D-SUB Ribbon Cable Description
A D-SUB ribbon cable is a multi-wired cable designed with connectors on one or both ends, used by electronic devices for communication. The name is also in reference to the actual shape of the outer plug or socket, which its mating end resembles the form of the letter “D.”
Basically, in the name D-SUB, the letter “D” indicates the shape of the connector while the word “SUB” is an abbreviation of “SUB-miniature.”
D-SUB Ribbon Cable Features
- Generally low voltage
- It has a small and lightweight metal shell
- It has a shield that controls the RF noises inside from affecting other electronic devices, and it keeps RF signals that are outside from getting in.
- Connector mounting is done on the chassis, either the front or back of one of the sides.
- The structure used to secure the ribbon cable holds the plate and enables it to provide the perfect securing force.
- Has the ability to make easy connections
This is a ribbon cable with D-SUB 15 pin connector.
This is a ribbon cable with D-SUB 25 pin connector.
This is a ribbon cable with D-SUB 9 pin connector.
An Overview of D-SUB Ribbon Cable
A lot of people rarely talk or hear about this type of cable. This is because when these cables were in use, most of society only referred them for the connection application they played a part in. Some saw them as monitor cables, others printer cables, mouse cables, joystick cables, and modem cables, just to name a few. However, the D-Sub ribbon cable has many applications within different devices, and this piece will cover just that.

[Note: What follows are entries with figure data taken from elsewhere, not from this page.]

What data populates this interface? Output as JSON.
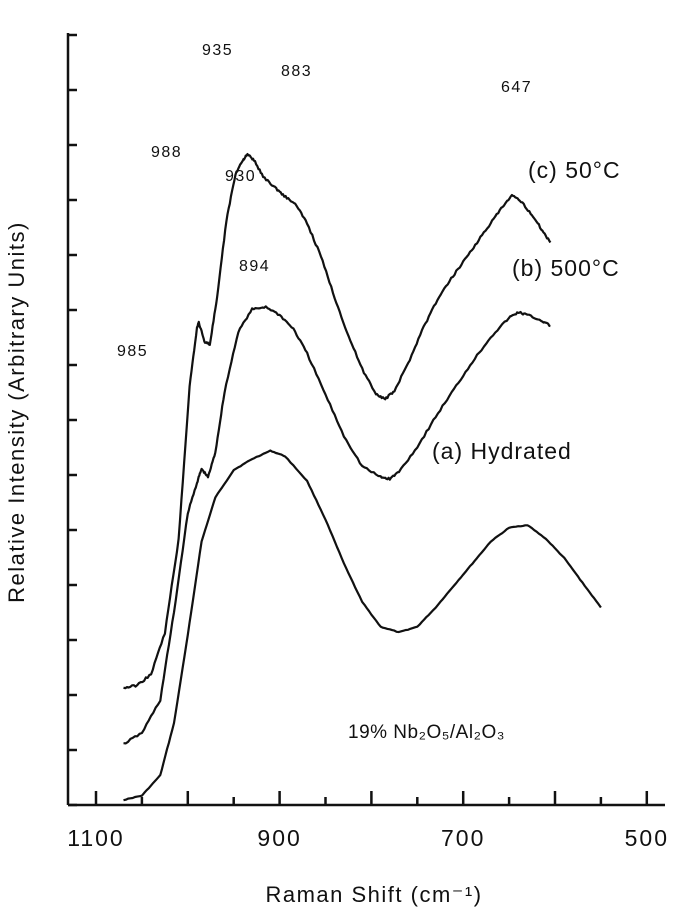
{
  "chart_data": {
    "type": "line",
    "xlabel": "Raman Shift (cm⁻¹)",
    "ylabel": "Relative Intensity (Arbitrary Units)",
    "x_ticks": [
      "1100",
      "900",
      "700",
      "500"
    ],
    "xlim": [
      1100,
      500
    ],
    "x_reversed": true,
    "y_tick_labels": false,
    "grid": false,
    "annotation": "19% Nb₂O₅/Al₂O₃",
    "series": [
      {
        "name": "(a) Hydrated",
        "stacked_offset": 0,
        "points": [
          [
            1070,
            0.0
          ],
          [
            1050,
            0.08
          ],
          [
            1030,
            0.45
          ],
          [
            1015,
            1.4
          ],
          [
            1000,
            3.0
          ],
          [
            985,
            4.7
          ],
          [
            970,
            5.5
          ],
          [
            950,
            6.0
          ],
          [
            930,
            6.2
          ],
          [
            910,
            6.35
          ],
          [
            894,
            6.25
          ],
          [
            870,
            5.8
          ],
          [
            850,
            5.1
          ],
          [
            830,
            4.3
          ],
          [
            810,
            3.6
          ],
          [
            790,
            3.15
          ],
          [
            770,
            3.05
          ],
          [
            750,
            3.15
          ],
          [
            730,
            3.5
          ],
          [
            710,
            3.9
          ],
          [
            690,
            4.3
          ],
          [
            670,
            4.7
          ],
          [
            650,
            4.95
          ],
          [
            630,
            5.0
          ],
          [
            610,
            4.75
          ],
          [
            590,
            4.4
          ],
          [
            570,
            3.95
          ],
          [
            550,
            3.5
          ]
        ]
      },
      {
        "name": "(b) 500°C",
        "stacked_offset": 1,
        "points": [
          [
            1070,
            0.0
          ],
          [
            1050,
            0.2
          ],
          [
            1030,
            0.8
          ],
          [
            1015,
            2.4
          ],
          [
            1000,
            4.2
          ],
          [
            990,
            4.75
          ],
          [
            985,
            5.0
          ],
          [
            978,
            4.85
          ],
          [
            970,
            5.3
          ],
          [
            960,
            6.4
          ],
          [
            945,
            7.5
          ],
          [
            930,
            7.9
          ],
          [
            915,
            7.95
          ],
          [
            900,
            7.8
          ],
          [
            885,
            7.55
          ],
          [
            870,
            7.1
          ],
          [
            850,
            6.35
          ],
          [
            830,
            5.6
          ],
          [
            810,
            5.05
          ],
          [
            790,
            4.85
          ],
          [
            780,
            4.82
          ],
          [
            770,
            4.95
          ],
          [
            750,
            5.4
          ],
          [
            730,
            5.95
          ],
          [
            710,
            6.45
          ],
          [
            690,
            6.95
          ],
          [
            670,
            7.4
          ],
          [
            650,
            7.75
          ],
          [
            640,
            7.85
          ],
          [
            630,
            7.8
          ],
          [
            615,
            7.7
          ],
          [
            605,
            7.6
          ]
        ]
      },
      {
        "name": "(c) 50°C",
        "stacked_offset": 2,
        "points": [
          [
            1070,
            0.0
          ],
          [
            1055,
            0.05
          ],
          [
            1040,
            0.25
          ],
          [
            1025,
            1.0
          ],
          [
            1010,
            2.7
          ],
          [
            998,
            5.5
          ],
          [
            990,
            6.55
          ],
          [
            988,
            6.65
          ],
          [
            982,
            6.3
          ],
          [
            976,
            6.25
          ],
          [
            968,
            7.1
          ],
          [
            958,
            8.5
          ],
          [
            948,
            9.35
          ],
          [
            940,
            9.6
          ],
          [
            935,
            9.7
          ],
          [
            928,
            9.6
          ],
          [
            918,
            9.3
          ],
          [
            905,
            9.1
          ],
          [
            895,
            8.95
          ],
          [
            883,
            8.8
          ],
          [
            870,
            8.45
          ],
          [
            855,
            7.85
          ],
          [
            840,
            7.1
          ],
          [
            825,
            6.4
          ],
          [
            810,
            5.8
          ],
          [
            795,
            5.35
          ],
          [
            785,
            5.25
          ],
          [
            775,
            5.4
          ],
          [
            760,
            5.9
          ],
          [
            745,
            6.5
          ],
          [
            730,
            7.0
          ],
          [
            715,
            7.4
          ],
          [
            700,
            7.75
          ],
          [
            685,
            8.1
          ],
          [
            670,
            8.45
          ],
          [
            657,
            8.75
          ],
          [
            647,
            8.95
          ],
          [
            637,
            8.85
          ],
          [
            625,
            8.6
          ],
          [
            615,
            8.35
          ],
          [
            605,
            8.1
          ]
        ]
      }
    ],
    "peak_labels": [
      "935",
      "883",
      "647",
      "988",
      "930",
      "894",
      "985"
    ]
  }
}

The outer shell design can only be connected in one way, shaped in male or female with two or three rows of pins. Importantly, the strongest feature is that the male connector has screws on each side that thread into the female connector. This keeps them tightly meshed together to protect the pins from corroding by excluding moisture.
D-SUB ribbon cables come in various sizes, including a standard or high density.

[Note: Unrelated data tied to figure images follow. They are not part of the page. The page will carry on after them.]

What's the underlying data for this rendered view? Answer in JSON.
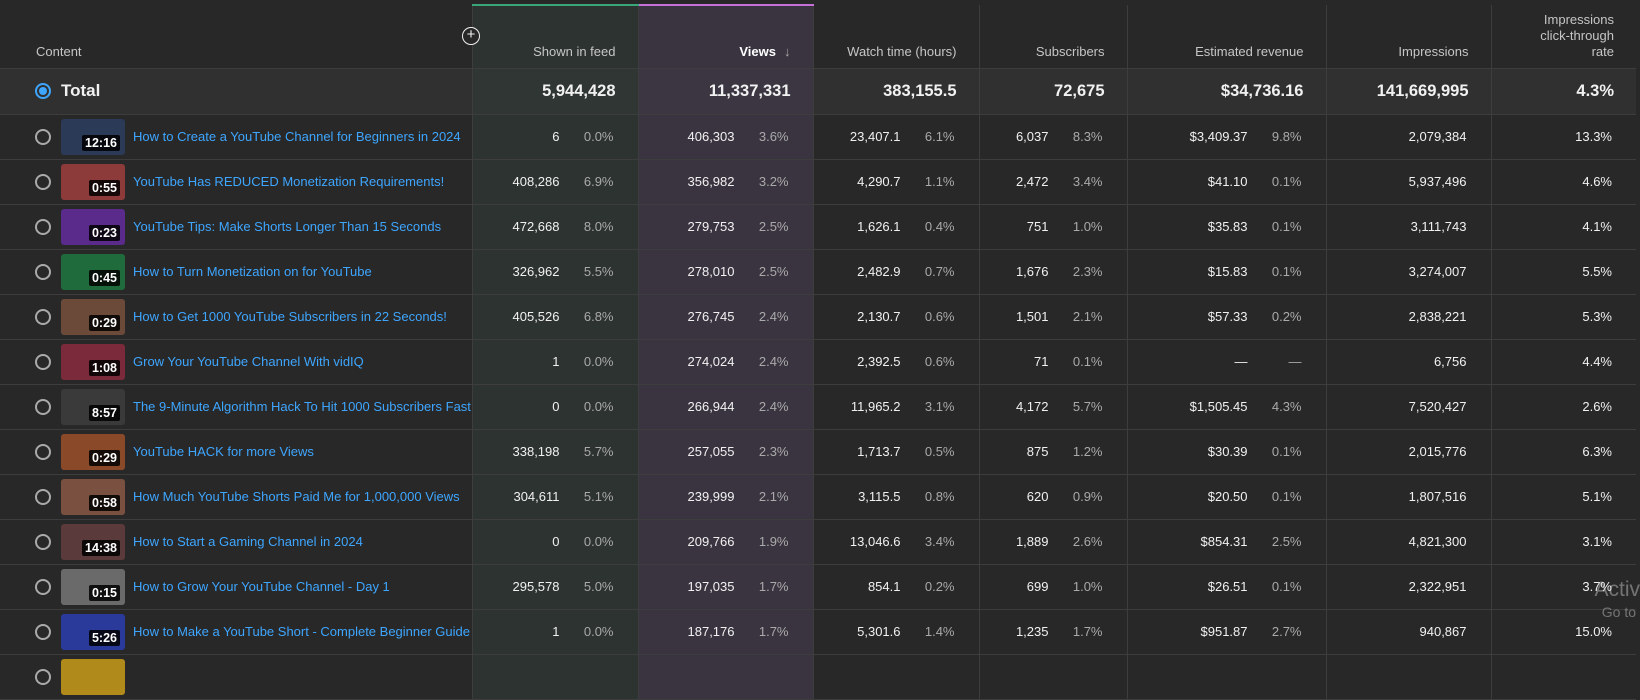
{
  "columns": {
    "content": "Content",
    "feed": "Shown in feed",
    "views": "Views",
    "views_sort": "↓",
    "watch": "Watch time (hours)",
    "subs": "Subscribers",
    "revenue": "Estimated revenue",
    "impressions": "Impressions",
    "ctr": "Impressions click-through rate"
  },
  "total": {
    "label": "Total",
    "feed": "5,944,428",
    "views": "11,337,331",
    "watch": "383,155.5",
    "subs": "72,675",
    "revenue": "$34,736.16",
    "impressions": "141,669,995",
    "ctr": "4.3%"
  },
  "rows": [
    {
      "title": "How to Create a YouTube Channel for Beginners in 2024",
      "duration": "12:16",
      "thumb_color": "#2b3a57",
      "feed": "6",
      "feed_pct": "0.0%",
      "views": "406,303",
      "views_pct": "3.6%",
      "watch": "23,407.1",
      "watch_pct": "6.1%",
      "subs": "6,037",
      "subs_pct": "8.3%",
      "revenue": "$3,409.37",
      "revenue_pct": "9.8%",
      "impressions": "2,079,384",
      "ctr": "13.3%"
    },
    {
      "title": "YouTube Has REDUCED Monetization Requirements!",
      "duration": "0:55",
      "thumb_color": "#8c3a3a",
      "feed": "408,286",
      "feed_pct": "6.9%",
      "views": "356,982",
      "views_pct": "3.2%",
      "watch": "4,290.7",
      "watch_pct": "1.1%",
      "subs": "2,472",
      "subs_pct": "3.4%",
      "revenue": "$41.10",
      "revenue_pct": "0.1%",
      "impressions": "5,937,496",
      "ctr": "4.6%"
    },
    {
      "title": "YouTube Tips: Make Shorts Longer Than 15 Seconds",
      "duration": "0:23",
      "thumb_color": "#5a2b8a",
      "feed": "472,668",
      "feed_pct": "8.0%",
      "views": "279,753",
      "views_pct": "2.5%",
      "watch": "1,626.1",
      "watch_pct": "0.4%",
      "subs": "751",
      "subs_pct": "1.0%",
      "revenue": "$35.83",
      "revenue_pct": "0.1%",
      "impressions": "3,111,743",
      "ctr": "4.1%"
    },
    {
      "title": "How to Turn Monetization on for YouTube",
      "duration": "0:45",
      "thumb_color": "#1f6b3b",
      "feed": "326,962",
      "feed_pct": "5.5%",
      "views": "278,010",
      "views_pct": "2.5%",
      "watch": "2,482.9",
      "watch_pct": "0.7%",
      "subs": "1,676",
      "subs_pct": "2.3%",
      "revenue": "$15.83",
      "revenue_pct": "0.1%",
      "impressions": "3,274,007",
      "ctr": "5.5%"
    },
    {
      "title": "How to Get 1000 YouTube Subscribers in 22 Seconds!",
      "duration": "0:29",
      "thumb_color": "#6b4a3a",
      "feed": "405,526",
      "feed_pct": "6.8%",
      "views": "276,745",
      "views_pct": "2.4%",
      "watch": "2,130.7",
      "watch_pct": "0.6%",
      "subs": "1,501",
      "subs_pct": "2.1%",
      "revenue": "$57.33",
      "revenue_pct": "0.2%",
      "impressions": "2,838,221",
      "ctr": "5.3%"
    },
    {
      "title": "Grow Your YouTube Channel With vidIQ",
      "duration": "1:08",
      "thumb_color": "#7a2a3a",
      "feed": "1",
      "feed_pct": "0.0%",
      "views": "274,024",
      "views_pct": "2.4%",
      "watch": "2,392.5",
      "watch_pct": "0.6%",
      "subs": "71",
      "subs_pct": "0.1%",
      "revenue": "—",
      "revenue_pct": "—",
      "impressions": "6,756",
      "ctr": "4.4%"
    },
    {
      "title": "The 9-Minute Algorithm Hack To Hit 1000 Subscribers Fast",
      "duration": "8:57",
      "thumb_color": "#3a3a3a",
      "feed": "0",
      "feed_pct": "0.0%",
      "views": "266,944",
      "views_pct": "2.4%",
      "watch": "11,965.2",
      "watch_pct": "3.1%",
      "subs": "4,172",
      "subs_pct": "5.7%",
      "revenue": "$1,505.45",
      "revenue_pct": "4.3%",
      "impressions": "7,520,427",
      "ctr": "2.6%"
    },
    {
      "title": "YouTube HACK for more Views",
      "duration": "0:29",
      "thumb_color": "#8a4a2a",
      "feed": "338,198",
      "feed_pct": "5.7%",
      "views": "257,055",
      "views_pct": "2.3%",
      "watch": "1,713.7",
      "watch_pct": "0.5%",
      "subs": "875",
      "subs_pct": "1.2%",
      "revenue": "$30.39",
      "revenue_pct": "0.1%",
      "impressions": "2,015,776",
      "ctr": "6.3%"
    },
    {
      "title": "How Much YouTube Shorts Paid Me for 1,000,000 Views",
      "duration": "0:58",
      "thumb_color": "#7a5040",
      "feed": "304,611",
      "feed_pct": "5.1%",
      "views": "239,999",
      "views_pct": "2.1%",
      "watch": "3,115.5",
      "watch_pct": "0.8%",
      "subs": "620",
      "subs_pct": "0.9%",
      "revenue": "$20.50",
      "revenue_pct": "0.1%",
      "impressions": "1,807,516",
      "ctr": "5.1%"
    },
    {
      "title": "How to Start a Gaming Channel in 2024",
      "duration": "14:38",
      "thumb_color": "#5a3a3a",
      "feed": "0",
      "feed_pct": "0.0%",
      "views": "209,766",
      "views_pct": "1.9%",
      "watch": "13,046.6",
      "watch_pct": "3.4%",
      "subs": "1,889",
      "subs_pct": "2.6%",
      "revenue": "$854.31",
      "revenue_pct": "2.5%",
      "impressions": "4,821,300",
      "ctr": "3.1%"
    },
    {
      "title": "How to Grow Your YouTube Channel - Day 1",
      "duration": "0:15",
      "thumb_color": "#6a6a6a",
      "feed": "295,578",
      "feed_pct": "5.0%",
      "views": "197,035",
      "views_pct": "1.7%",
      "watch": "854.1",
      "watch_pct": "0.2%",
      "subs": "699",
      "subs_pct": "1.0%",
      "revenue": "$26.51",
      "revenue_pct": "0.1%",
      "impressions": "2,322,951",
      "ctr": "3.7%"
    },
    {
      "title": "How to Make a YouTube Short - Complete Beginner Guide",
      "duration": "5:26",
      "thumb_color": "#2a3a9a",
      "feed": "1",
      "feed_pct": "0.0%",
      "views": "187,176",
      "views_pct": "1.7%",
      "watch": "5,301.6",
      "watch_pct": "1.4%",
      "subs": "1,235",
      "subs_pct": "1.7%",
      "revenue": "$951.87",
      "revenue_pct": "2.7%",
      "impressions": "940,867",
      "ctr": "15.0%"
    },
    {
      "title": "",
      "duration": "",
      "thumb_color": "#b08a1a",
      "feed": "",
      "feed_pct": "",
      "views": "",
      "views_pct": "",
      "watch": "",
      "watch_pct": "",
      "subs": "",
      "subs_pct": "",
      "revenue": "",
      "revenue_pct": "",
      "impressions": "",
      "ctr": ""
    }
  ],
  "overlay": {
    "activate_line1": "Activ",
    "activate_line2": "Go to"
  },
  "colors": {
    "accent": "#3ea6ff",
    "feed_col": "#2d3330",
    "views_col": "#3a3440",
    "feed_top": "#3aa57a",
    "views_top": "#c571d8"
  }
}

In standard density – the cable connectors come in 9-pin, 15-pin, 25-pin, 37-pin, and 50-pin.
In high density – the same size of a standard 9-pin shell turns to 15-pin, a standard 15-pin turns to 26-pin, a standard 25-pin will become 44-pin, a standard 37-pin becomes 62-pin, and a standard 50-pin will turn into 78-pin.
Cables that feature a D-SUB connection
In general, there are several types of cables with these connectors that have been in use for many different applications.
The most common type in consumer electronics is probably the 15 Pin “VGA/XGA” cable (Analog Video interface). This is a blue-colored cable, usually wrapped in a D-shaped metal shield. But let’s look at the other types, specifically the D-SUB ribbon flat cable.
Ribbon cables are flat cables designed with many running conductors laid parallel (side by side). To exhibit a smooth and flat profile, the conductors are properly aligned to respective termination pins and properly seated.
D-SUB ribbon cable end termination
D-SUB flat ribbon cables are properly aligned to orient in the D-SUB connector. The D-SUB flat ribbon cable end does not protrude beyond the connector body edge or violate minimum electrical spacing requirements. This results in the alignment of termination exhibits to the connector fiducially (small notches/marks) and grooves.
The cable connects different parts of CNC machines and Press Brakes, among others. Its application also includes route control signals for material processing, electronic testing, and much more.
In many instances, the technology market is ever-changing, as newer digital interfaces are now replacing the old ones and making them fade away. Despite all that, there’re still many electrical devices using outdated technologies. Moreover, new devices are being produced to use D-SUB connectors. This makes the D-SUB ribbon cable an important assembly.